But as a brilliant novelist, she understood people. Society might be different now than it was two hundred years ago: human nature is the same. And it’s Austen’s keen insight into people’s thought and behavior patterns that leave lessons for pastors, congregations, and individual members in our churches today. Here is one lesson from each of her three best-loved novels.
Pride and Prejudice: The Wickham who goes around letting everyone know his hard-luck story is often believed because Mr. Darcy can’t publicly discredit him without hurting innocent or wounded people who are involved. Mr. Darcy’s reputation suffers as he protects his sister, while Wickham goes on an endearing smear campaign. It happens to pastors every week. The nice, disgruntled parishioner goes around, quietly or loudly telling people about how dreadful the elders have been to him/her, sowing disrespect and discord in the congregation while retaining people’s respect and pity. Meanwhile, the elders can’t defend themselves publicly; in exposing the slander, they would be exposing wounded people who are counting on the elders’ protection.

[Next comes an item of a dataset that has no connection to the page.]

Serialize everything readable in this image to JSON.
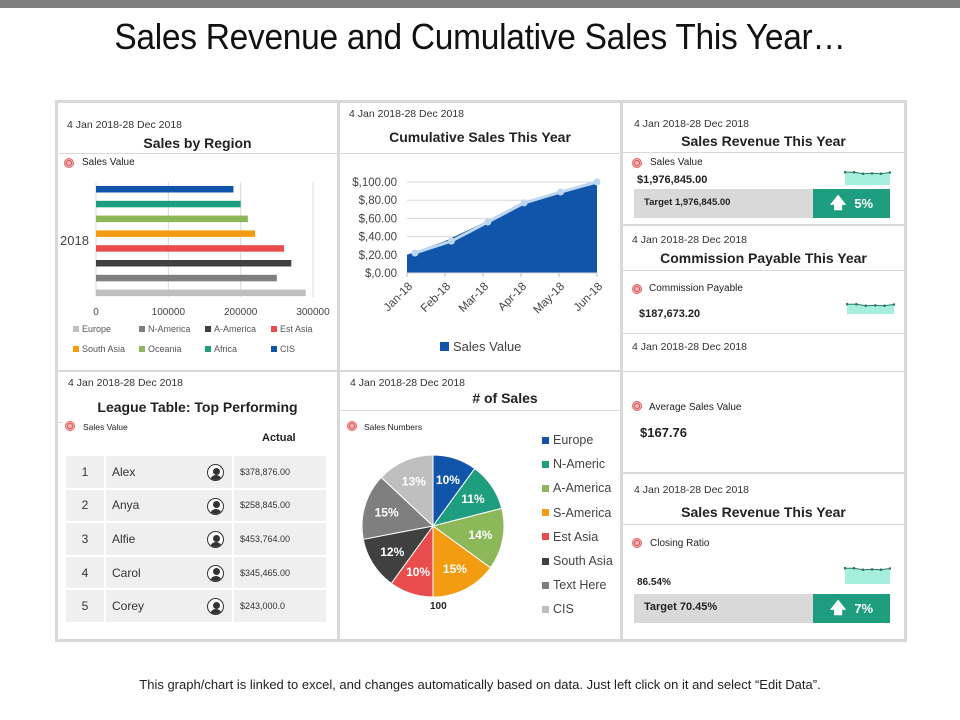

If you’re a pastor, take heart: in the end, falsehood will be exposed. Wickham might nab his Lydia, but the true Bride of Christ will be brought through, including you. And if you’re a parishioner, the next time someone comes and tells you how dreadful those elders are, go to the elders and ask them about it, or simply don’t pass on the gossip, and see what comes out in the wash. Scripture has so much to say about gossip, that we should suspect it from the get go (eg. Prov. 11:12-13).
Sense and Sensibility: Bright, energetic Willoughbys will be welcomed quickly into close fellowship by bright, energetic Marriannes. Suspicious, quiet Eleanors will be called judgmental, cold, and harsh. This also happens frequently in the church. That’s how child molesters come to teach Sunday school. It’s one way men on ego trips get into pulpits. It’s how heretics spiritually overpower weak women (2 Tim. 3:6).
Elders need to be doing background checks. This is not to be nasty, but to protect sheep (who don’t mind background checks) from wolves (who do). It’s why we’re told not to hurry in putting someone into leadership (1 Tim. 5:22). Being inquisitive about someone’s past and present is not nosy if they are trying to get close to people in the church, especially via a leadership position. It’s just common sense seeking to avoid broken hearts and minds.
Emma: When we mess about in other people’s lives, we tend to mess things up, don’t we? By stirring Harriet’s pot for her, Emma destroys many relationships that later have to be rebuilt. Interfering without seeming to, arranging, and plotting might still land you in a happy ending in an English novel, but it rarely does in the church. It’s amazing how much of this happens, by phone, e-mails, social media, committee meetings, and even elders’ meetings. It can range from trying to maneuver your man into leadership, to getting the Sunday school curriculum you want, from controlling the music, to blocking someone from getting a denominational position. Whether we call it politicking, being concerned, convicted, or something else, it’s not right. Unless there is a biblical reason to intervene and alter a relationship, content, or leadership, we have no right altering due procedures.
Problem is, it’s so tempting. You don’t have to be clever, handsome, rich, and bored like Emma Woodhouse to want to run other people’s lives. You just have to have your own agenda. This sort of arranging is especially tempting if you’ve seen it bring about your results in the past. If we can just get what we want, things would be better. So we push and maneuver what we want, instead of minding our own business and letting the church run without trying to pull strings. But unless there is something unbiblical going on or someone asks for help, it’s not our place, regardless of our ecclesiastical position, to fiddle with providence and polity for our own convenience or liking. Besides losing people’s trust and creating factions, we will have to explain our interference to the One whose holy, wise, and powerful governing rules all of His creatures, and Who has established principles by which the church runs. It should be our ambition to live quietly at home (1 Thess. 4:11), not be piously manipulating.
There are many more church lessons and analogies that we could draw from lesser themes and scenes in Austen’s novels. These are just a few. Perhaps the last lesson is for couples with an upcoming date night: discussions about polity, church government, and your local congregation aren’t incompatible with chick-flicks.